Ты хоть виноват, а здесь есть совсем невиновные, здоровые люди, которых упрятали сюда за то, что они критикуют наших вождей-коммунистов. Диссидентами этих бедняг называют. Вот им здесь из мозгов стараются кисель сделать, чтобы дважды два сосчитать не могли.
– Отец Антипа, я не могу так больше жить. Я удавлюсь.
– Что ты, что ты, милый, перекрестись и больше не думай об этом. Великий грех это. Эти мучения здесь временные. Рано или поздно отпустят нас на волю. Ну а как руки на себя наложишь, так мучения тебе будут вечные, и не такие, а страшные, адские. Здесь несладко, но, слава Богу, пока еще не в аду. Вот принесли перловую кашу. Сейчас, благословись, и покушаем.

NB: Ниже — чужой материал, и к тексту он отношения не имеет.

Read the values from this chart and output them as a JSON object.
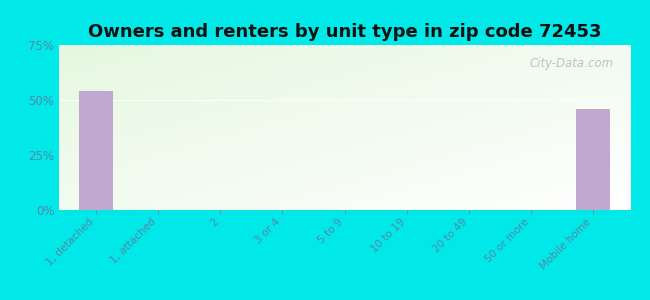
{
  "title": "Owners and renters by unit type in zip code 72453",
  "categories": [
    "1, detached",
    "1, attached",
    "2",
    "3 or 4",
    "5 to 9",
    "10 to 19",
    "20 to 49",
    "50 or more",
    "Mobile home"
  ],
  "values": [
    54.0,
    0,
    0,
    0,
    0,
    0,
    0,
    0,
    46.0
  ],
  "bar_color": "#c0a8d0",
  "background_color": "#00e8e8",
  "ylim": [
    0,
    75
  ],
  "yticks": [
    0,
    25,
    50,
    75
  ],
  "ytick_labels": [
    "0%",
    "25%",
    "50%",
    "75%"
  ],
  "title_fontsize": 13,
  "watermark": "City-Data.com",
  "tick_label_color": "#5588aa",
  "title_color": "#111111"
}
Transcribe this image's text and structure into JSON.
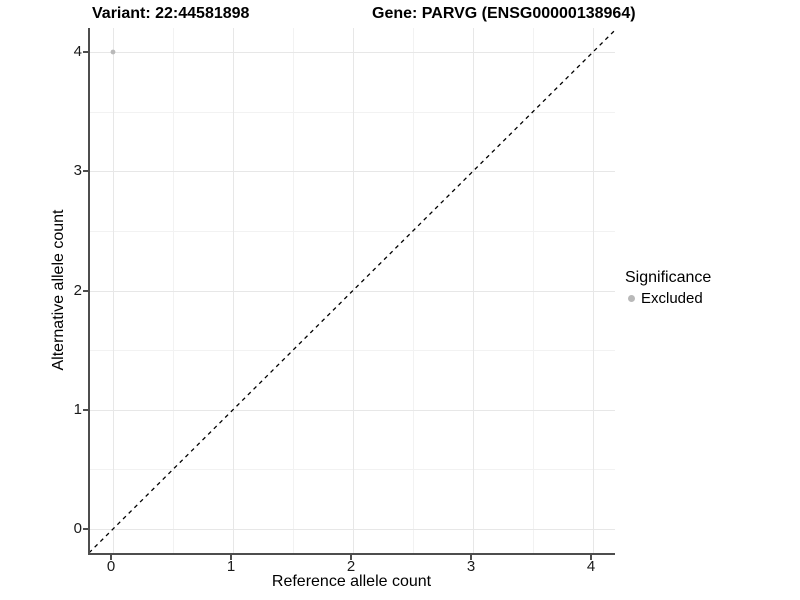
{
  "header": {
    "variant_title": "Variant: 22:44581898",
    "gene_title": "Gene: PARVG (ENSG00000138964)"
  },
  "legend": {
    "title": "Significance",
    "items": [
      {
        "label": "Excluded",
        "color": "#b9b9b9"
      }
    ]
  },
  "chart_data": {
    "type": "scatter",
    "title": "Variant: 22:44581898   Gene: PARVG (ENSG00000138964)",
    "xlabel": "Reference allele count",
    "ylabel": "Alternative allele count",
    "xlim": [
      -0.2,
      4.2
    ],
    "ylim": [
      -0.2,
      4.2
    ],
    "x_ticks": [
      0,
      1,
      2,
      3,
      4
    ],
    "y_ticks": [
      0,
      1,
      2,
      3,
      4
    ],
    "grid": true,
    "minor_grid": true,
    "legend_position": "right",
    "series": [
      {
        "name": "Excluded",
        "color": "#b9b9b9",
        "points": [
          {
            "x": 0,
            "y": 4
          }
        ]
      }
    ],
    "reference_line": {
      "slope": 1,
      "intercept": 0,
      "style": "dashed",
      "color": "#000000"
    },
    "colors": {
      "major_grid": "#e7e7e7",
      "minor_grid": "#f2f2f2",
      "axis_line": "#4d4d4d",
      "point": "#b9b9b9"
    }
  }
}
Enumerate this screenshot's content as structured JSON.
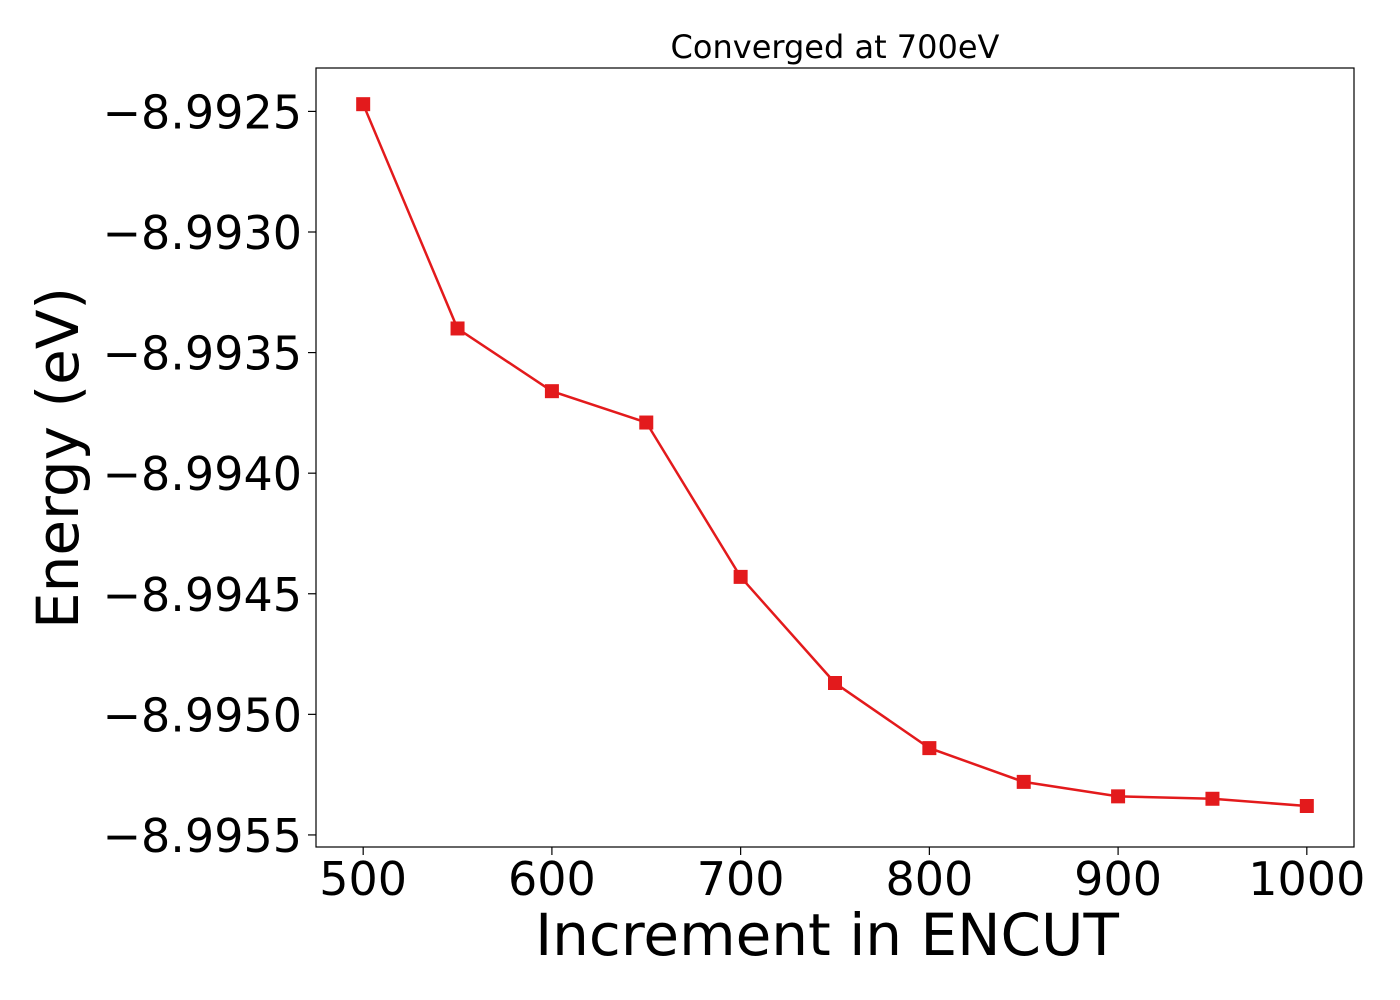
{
  "chart_data": {
    "type": "line",
    "title": "Converged at 700eV",
    "xlabel": "Increment in ENCUT",
    "ylabel": "Energy (eV)",
    "xlim": [
      475,
      1025
    ],
    "ylim": [
      -8.99555,
      -8.99232
    ],
    "x_ticks": [
      500,
      600,
      700,
      800,
      900,
      1000
    ],
    "x_tick_labels": [
      "500",
      "600",
      "700",
      "800",
      "900",
      "1000"
    ],
    "y_ticks": [
      -8.9925,
      -8.993,
      -8.9935,
      -8.994,
      -8.9945,
      -8.995,
      -8.9955
    ],
    "y_tick_labels": [
      "−8.9925",
      "−8.9930",
      "−8.9935",
      "−8.9940",
      "−8.9945",
      "−8.9950",
      "−8.9955"
    ],
    "grid": false,
    "legend": "none",
    "series": [
      {
        "color": "#e31a1c",
        "marker": "square",
        "x": [
          500,
          550,
          600,
          650,
          700,
          750,
          800,
          850,
          900,
          950,
          1000
        ],
        "y": [
          -8.99247,
          -8.9934,
          -8.99366,
          -8.99379,
          -8.99443,
          -8.99487,
          -8.99514,
          -8.99528,
          -8.99534,
          -8.99535,
          -8.99538
        ]
      }
    ]
  }
}
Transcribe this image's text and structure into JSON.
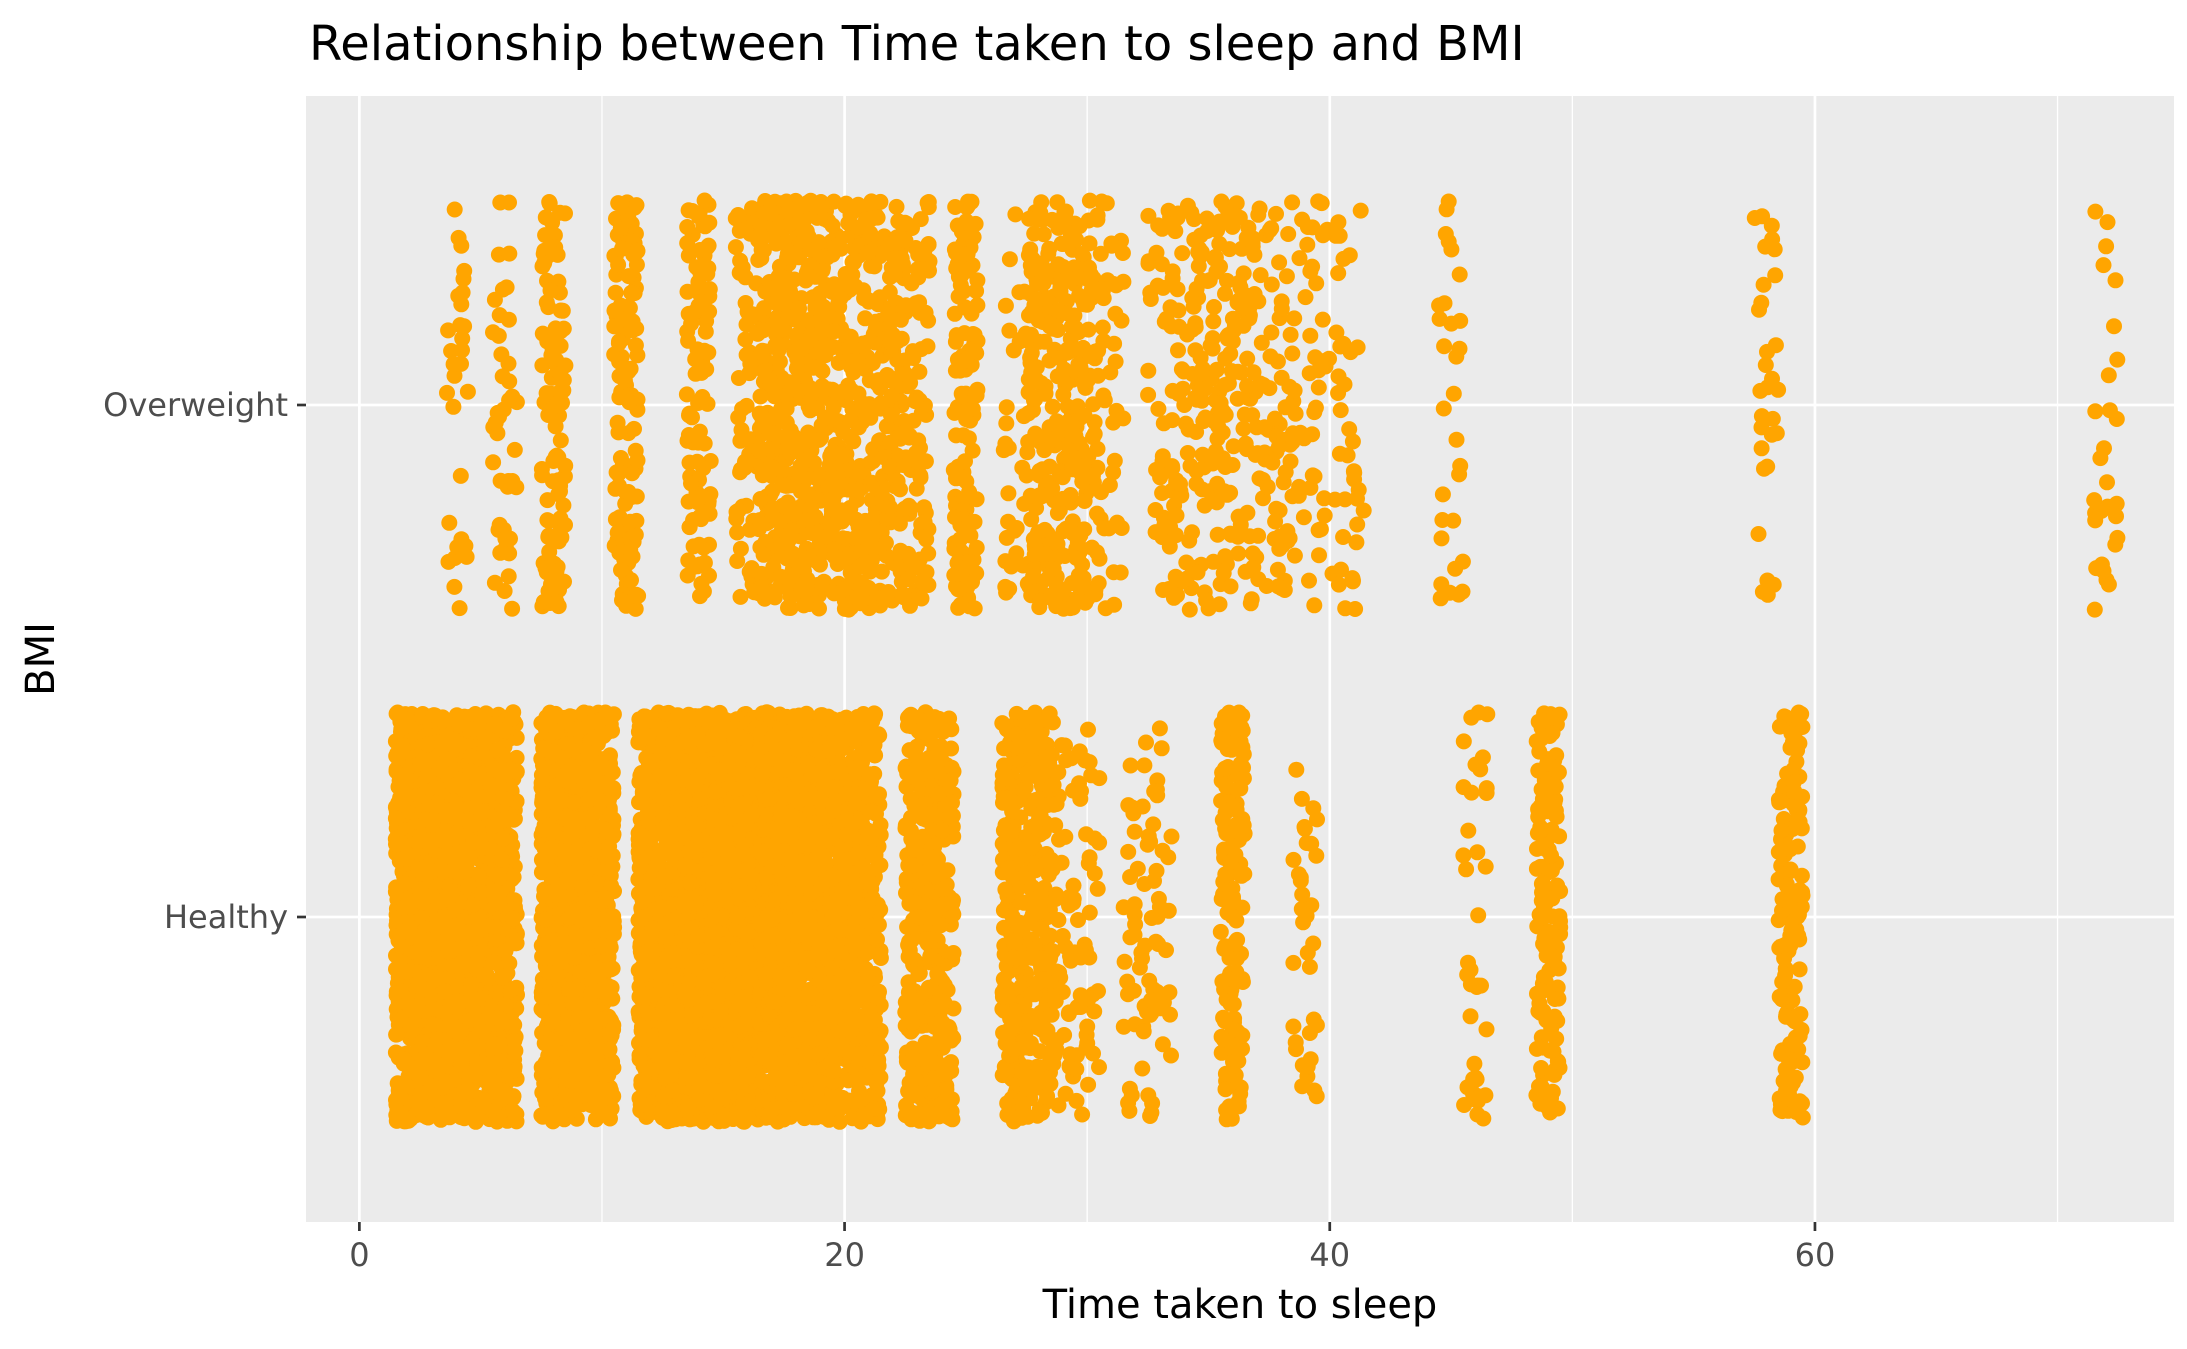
{
  "chart_data": {
    "type": "scatter",
    "title": "Relationship between Time taken to sleep and BMI",
    "xlabel": "Time taken to sleep",
    "ylabel": "BMI",
    "xlim": [
      -2.2,
      74.8
    ],
    "x_ticks": [
      0,
      20,
      40,
      60
    ],
    "categories": [
      "Healthy",
      "Overweight"
    ],
    "jitter": 0.4,
    "grid": true,
    "legend": "none",
    "point_color": "#FFA500",
    "panel_background": "#EBEBEB",
    "series": [
      {
        "category": "Overweight",
        "x_groups": [
          {
            "x": 4,
            "count": 30
          },
          {
            "x": 6,
            "count": 45
          },
          {
            "x": 8,
            "count": 100
          },
          {
            "x": 11,
            "count": 130
          },
          {
            "x": 14,
            "count": 100
          },
          {
            "x": 16,
            "count": 70
          },
          {
            "x": 17,
            "count": 160
          },
          {
            "x": 18,
            "count": 180
          },
          {
            "x": 19,
            "count": 150
          },
          {
            "x": 20,
            "count": 140
          },
          {
            "x": 21,
            "count": 120
          },
          {
            "x": 22,
            "count": 110
          },
          {
            "x": 23,
            "count": 90
          },
          {
            "x": 25,
            "count": 130
          },
          {
            "x": 27,
            "count": 30
          },
          {
            "x": 28,
            "count": 120
          },
          {
            "x": 29,
            "count": 110
          },
          {
            "x": 30,
            "count": 100
          },
          {
            "x": 31,
            "count": 40
          },
          {
            "x": 33,
            "count": 40
          },
          {
            "x": 34,
            "count": 60
          },
          {
            "x": 35,
            "count": 70
          },
          {
            "x": 36,
            "count": 60
          },
          {
            "x": 37,
            "count": 50
          },
          {
            "x": 38,
            "count": 50
          },
          {
            "x": 39,
            "count": 30
          },
          {
            "x": 40,
            "count": 30
          },
          {
            "x": 41,
            "count": 25
          },
          {
            "x": 45,
            "count": 30
          },
          {
            "x": 58,
            "count": 30
          },
          {
            "x": 72,
            "count": 30
          }
        ]
      },
      {
        "category": "Healthy",
        "x_groups": [
          {
            "x": 2,
            "count": 400
          },
          {
            "x": 3,
            "count": 400
          },
          {
            "x": 4,
            "count": 350
          },
          {
            "x": 5,
            "count": 350
          },
          {
            "x": 6,
            "count": 300
          },
          {
            "x": 8,
            "count": 400
          },
          {
            "x": 9,
            "count": 400
          },
          {
            "x": 10,
            "count": 300
          },
          {
            "x": 12,
            "count": 400
          },
          {
            "x": 13,
            "count": 400
          },
          {
            "x": 14,
            "count": 450
          },
          {
            "x": 15,
            "count": 450
          },
          {
            "x": 16,
            "count": 450
          },
          {
            "x": 17,
            "count": 400
          },
          {
            "x": 18,
            "count": 400
          },
          {
            "x": 19,
            "count": 380
          },
          {
            "x": 20,
            "count": 300
          },
          {
            "x": 21,
            "count": 250
          },
          {
            "x": 23,
            "count": 200
          },
          {
            "x": 24,
            "count": 200
          },
          {
            "x": 27,
            "count": 200
          },
          {
            "x": 28,
            "count": 180
          },
          {
            "x": 29,
            "count": 60
          },
          {
            "x": 30,
            "count": 40
          },
          {
            "x": 32,
            "count": 40
          },
          {
            "x": 33,
            "count": 40
          },
          {
            "x": 36,
            "count": 150
          },
          {
            "x": 39,
            "count": 35
          },
          {
            "x": 46,
            "count": 40
          },
          {
            "x": 49,
            "count": 150
          },
          {
            "x": 59,
            "count": 150
          }
        ]
      }
    ]
  }
}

– А я, отец Антипа, в армию не хотел и за перловую кашу, а она меня здесь настигла. А что у вас в монастыре, наверное, тоска зеленая, скучища, поди и выпить не дают?
– Оно, конечно, Игорек, насчет веселия у нас туго. У нас другое веселие – духовное. Ну а винцо иногда, когда по уставу положено, дают. Специально чарка мерная есть, в нее три пальца должны входить. Вот когда в месяцеслове кой день написано: разрешение вина и елея. Тогда отец эконом и наливал нам мерной чаркой во славу Божию.